Puis le pigeon est arrivé. Une impression unique et extraordinaire : l’odeur du plat et l’odeur du vin étaient strictement identiques. L’un était la photocopie de l’autre. Et Guy Savoy nous expliqua : « depuis son ouverture, le vin a tellement changé que j’ai dû adapter la sauce en permanence. Les saveurs qui apparaissent immédiatement sont celles de réglisse, de poussière et de sous-bois. Du fait de sa structure, j’ai choisi de mettre des cèpes déshydratés, de rajouter une petite galette fine au chocolat, et de mettre un peu de vieux Rivesaltes dans la sauce ». Et l’ensemble était éblouissant. Le vin s’était épanoui, et comme on allait de plus en plus vers le bas de la bouteille, la concentration du vin devenait extrême. Le vin, assez discret mais prometteur au début tenait ses promesses, et gagnait en rondeur, et prenait une jeunesse de plus en plus évidente. Eric Mancio, qui était revenu de son impression première était subjugué par la révélation de ce vin riche, jeune et puissant. Sur la fin de la bouteille je demandai plusieurs verres pour séparer ce qui restait du vin et ce qui devenait du tanin quasi solide, que j’ai bu (ou mangé) séparément. Les dernières gouttes de liquide étaient si belles que je les ai humées pendant plus de dix minutes, profitant des parfums sans boire. Puis je bus les premières gouttes versées dans le verre de ma femme. Etonnement : ces quelques gouttes étaient restées dans leur état de départ, encore assez coincées et n’avaient pas du tout évolué, contrairement au reste du vin.

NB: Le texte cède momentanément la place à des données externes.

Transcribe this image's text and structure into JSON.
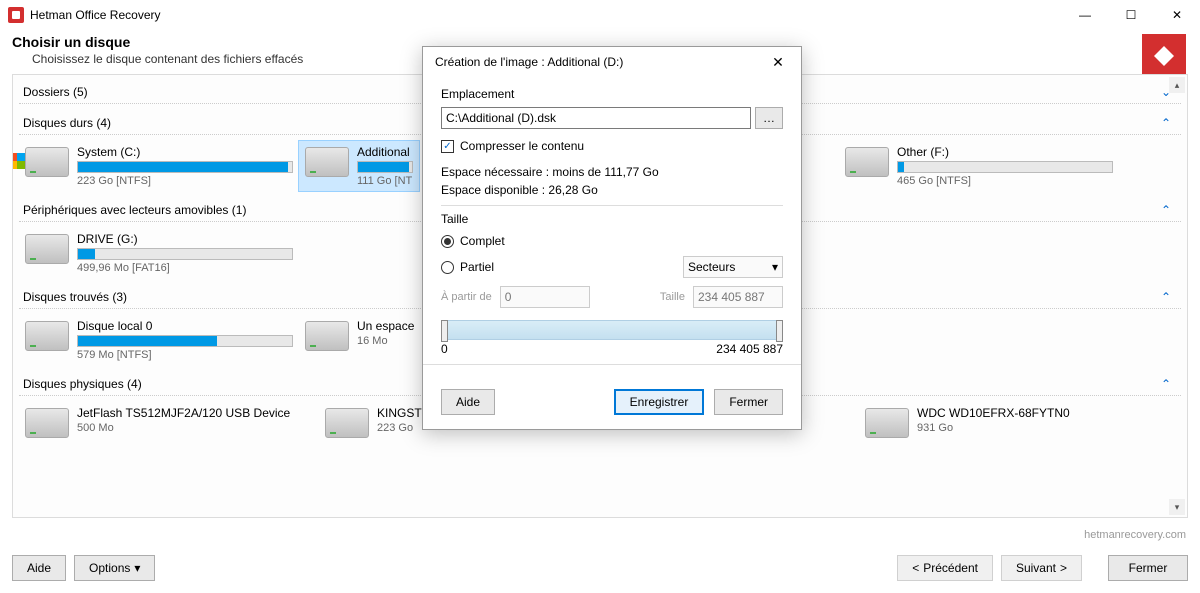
{
  "app_title": "Hetman Office Recovery",
  "header": {
    "title": "Choisir un disque",
    "subtitle": "Choisissez le disque contenant des fichiers effacés"
  },
  "sections": {
    "folders": "Dossiers (5)",
    "hdd": "Disques durs (4)",
    "removable": "Périphériques avec lecteurs amovibles (1)",
    "found": "Disques trouvés (3)",
    "physical": "Disques physiques (4)"
  },
  "hdd": [
    {
      "name": "System (C:)",
      "meta": "223 Go [NTFS]",
      "fill": 98,
      "win": true,
      "sel": false
    },
    {
      "name": "Additional",
      "meta": "111 Go [NT",
      "fill": 95,
      "win": false,
      "sel": true
    },
    {
      "name": "Other (F:)",
      "meta": "465 Go [NTFS]",
      "fill": 3,
      "win": false,
      "sel": false
    }
  ],
  "removable": [
    {
      "name": "DRIVE (G:)",
      "meta": "499,96 Mo [FAT16]",
      "fill": 8
    }
  ],
  "found": [
    {
      "name": "Disque local 0",
      "meta": "579 Mo [NTFS]",
      "fill": 65
    },
    {
      "name": "Un espace",
      "meta": "16 Mo",
      "fill": 0,
      "nobar": true
    }
  ],
  "physical": [
    {
      "name": "JetFlash TS512MJF2A/120 USB Device",
      "meta": "500 Mo"
    },
    {
      "name": "KINGSTON",
      "meta": "223 Go"
    },
    {
      "name": "WDC WD10EFRX-68FYTN0",
      "meta": "931 Go"
    }
  ],
  "footer": {
    "help": "Aide",
    "options": "Options",
    "prev": "Précédent",
    "next": "Suivant",
    "close": "Fermer",
    "brand": "hetmanrecovery.com"
  },
  "dialog": {
    "title": "Création de l'image : Additional (D:)",
    "loc_label": "Emplacement",
    "path": "C:\\Additional (D).dsk",
    "compress": "Compresser le contenu",
    "space_needed": "Espace nécessaire : moins de 111,77 Go",
    "space_avail": "Espace disponible : 26,28 Go",
    "size_label": "Taille",
    "full": "Complet",
    "partial": "Partiel",
    "sectors": "Secteurs",
    "from_lbl": "À partir de",
    "from_val": "0",
    "size_lbl": "Taille",
    "size_val": "234 405 887",
    "slider_min": "0",
    "slider_max": "234 405 887",
    "help": "Aide",
    "save": "Enregistrer",
    "close": "Fermer"
  }
}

La suite du repas fut charmante : sur un Rivesaltes de 1950 je commandai une rhubarbe. Eric Mancio m’avait prévenu que cela n’irait pas, mais j’aime tant la rhubarbe. Je me suis laissé aller à commander le dessert qui va avec le Rivesaltes : un merveilleux dessert à l’orange, qui se marie de façon étonnante avec le vin.

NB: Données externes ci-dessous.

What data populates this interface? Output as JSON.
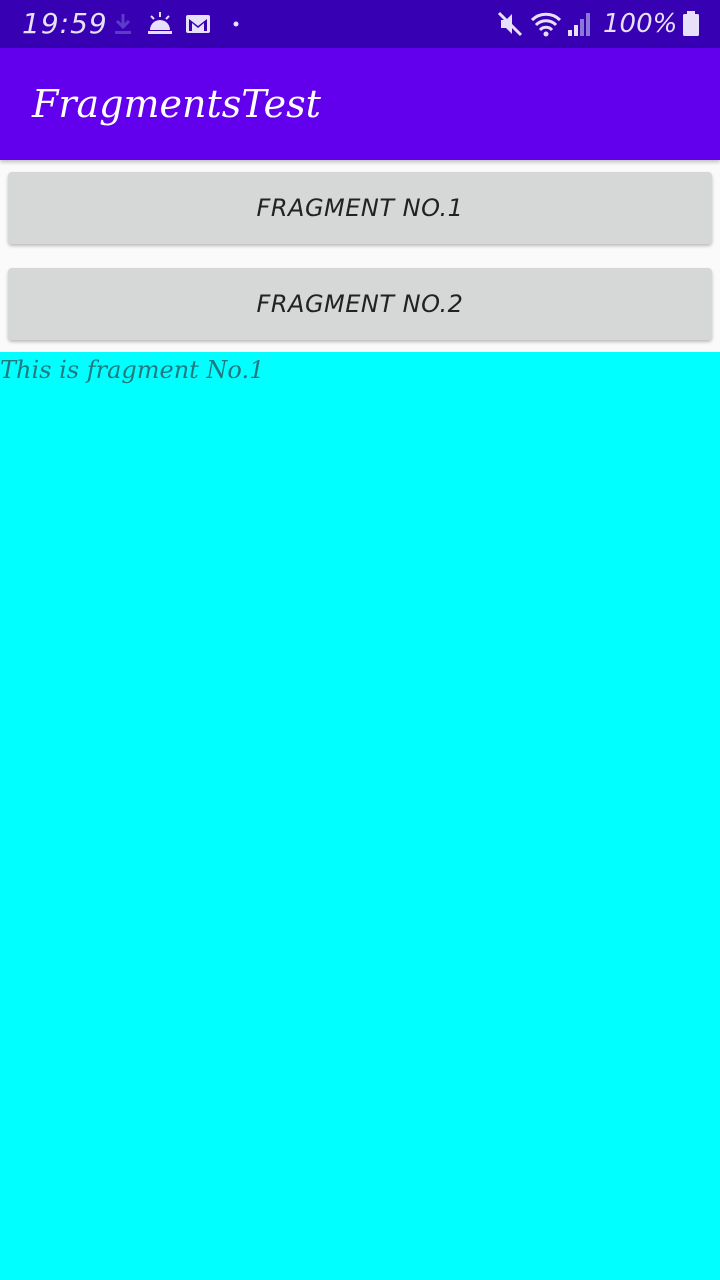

Soirée réussie, accords parfaits. Le pigeon dont tous les ingrédients se structuraient d’eux-mêmes en s’ajoutant harmonieusement, le vin qui évolue jusqu’à la perfection totale, et à la fin ce commentaire d’Eric Mancio qui fait chaud au cœur : « je n’imaginais pas que ce vin allait révéler autant de jeunesse. J’apprends des choses étonnantes avec vous ».

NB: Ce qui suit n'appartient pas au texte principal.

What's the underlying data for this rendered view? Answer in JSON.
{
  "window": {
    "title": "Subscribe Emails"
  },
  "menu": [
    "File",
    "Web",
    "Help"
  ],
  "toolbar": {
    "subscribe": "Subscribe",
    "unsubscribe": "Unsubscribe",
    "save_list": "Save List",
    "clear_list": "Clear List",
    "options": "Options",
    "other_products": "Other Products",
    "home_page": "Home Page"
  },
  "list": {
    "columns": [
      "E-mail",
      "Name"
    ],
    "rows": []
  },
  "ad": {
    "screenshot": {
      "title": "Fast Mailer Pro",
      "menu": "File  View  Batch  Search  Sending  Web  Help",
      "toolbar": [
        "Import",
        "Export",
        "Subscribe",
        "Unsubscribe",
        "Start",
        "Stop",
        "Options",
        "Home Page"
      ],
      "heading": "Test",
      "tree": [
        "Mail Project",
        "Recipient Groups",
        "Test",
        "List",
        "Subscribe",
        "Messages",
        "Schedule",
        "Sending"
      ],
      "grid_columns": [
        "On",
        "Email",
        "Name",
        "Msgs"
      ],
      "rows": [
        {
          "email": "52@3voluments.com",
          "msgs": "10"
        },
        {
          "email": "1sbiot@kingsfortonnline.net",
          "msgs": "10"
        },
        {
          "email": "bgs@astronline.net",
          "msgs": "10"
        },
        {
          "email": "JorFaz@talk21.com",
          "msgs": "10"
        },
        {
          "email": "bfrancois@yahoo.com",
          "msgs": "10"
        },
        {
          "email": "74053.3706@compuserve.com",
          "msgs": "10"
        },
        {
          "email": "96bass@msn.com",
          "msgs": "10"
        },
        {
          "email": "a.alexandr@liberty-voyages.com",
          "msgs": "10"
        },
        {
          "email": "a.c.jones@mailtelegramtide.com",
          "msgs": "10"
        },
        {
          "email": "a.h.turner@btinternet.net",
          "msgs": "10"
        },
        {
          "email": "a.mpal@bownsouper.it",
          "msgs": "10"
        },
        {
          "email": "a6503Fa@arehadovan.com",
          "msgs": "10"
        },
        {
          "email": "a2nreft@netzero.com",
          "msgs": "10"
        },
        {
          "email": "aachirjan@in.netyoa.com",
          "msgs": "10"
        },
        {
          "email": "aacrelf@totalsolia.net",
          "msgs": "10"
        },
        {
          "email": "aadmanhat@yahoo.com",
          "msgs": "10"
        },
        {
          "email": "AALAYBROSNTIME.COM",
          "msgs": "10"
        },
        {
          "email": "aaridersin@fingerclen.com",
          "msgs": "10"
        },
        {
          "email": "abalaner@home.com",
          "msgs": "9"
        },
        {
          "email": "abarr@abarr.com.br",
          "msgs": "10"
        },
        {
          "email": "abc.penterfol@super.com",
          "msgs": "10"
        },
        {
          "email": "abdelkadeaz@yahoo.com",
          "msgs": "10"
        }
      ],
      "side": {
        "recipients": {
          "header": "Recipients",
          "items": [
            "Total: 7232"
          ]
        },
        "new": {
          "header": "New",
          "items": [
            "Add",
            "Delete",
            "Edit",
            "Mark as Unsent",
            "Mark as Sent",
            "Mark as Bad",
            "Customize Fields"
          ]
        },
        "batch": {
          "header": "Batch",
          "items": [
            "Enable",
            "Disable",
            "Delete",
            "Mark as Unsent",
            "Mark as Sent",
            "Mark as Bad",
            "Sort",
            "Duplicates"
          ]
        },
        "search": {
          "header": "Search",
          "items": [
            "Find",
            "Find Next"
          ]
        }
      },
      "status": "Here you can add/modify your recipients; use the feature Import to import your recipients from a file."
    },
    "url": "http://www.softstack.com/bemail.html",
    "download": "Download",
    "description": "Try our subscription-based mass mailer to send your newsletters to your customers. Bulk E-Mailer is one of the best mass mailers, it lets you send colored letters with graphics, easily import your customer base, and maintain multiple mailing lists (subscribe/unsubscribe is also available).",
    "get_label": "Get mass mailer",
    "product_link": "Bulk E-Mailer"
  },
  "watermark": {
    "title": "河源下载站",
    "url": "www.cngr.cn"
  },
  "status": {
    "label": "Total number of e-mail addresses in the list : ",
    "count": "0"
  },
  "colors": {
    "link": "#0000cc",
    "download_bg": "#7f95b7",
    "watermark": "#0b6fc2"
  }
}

Une réflexion : probablement beaucoup de personnes non initiées resteraient sur une première impression qui est celle de rejet ou d’incompréhension. C’est ce qui justifie l’intérêt des dîners de wine-dinners, pour apprendre et côtoyer la perfection de vins qui ne demandent qu’à être aimés et appréciés.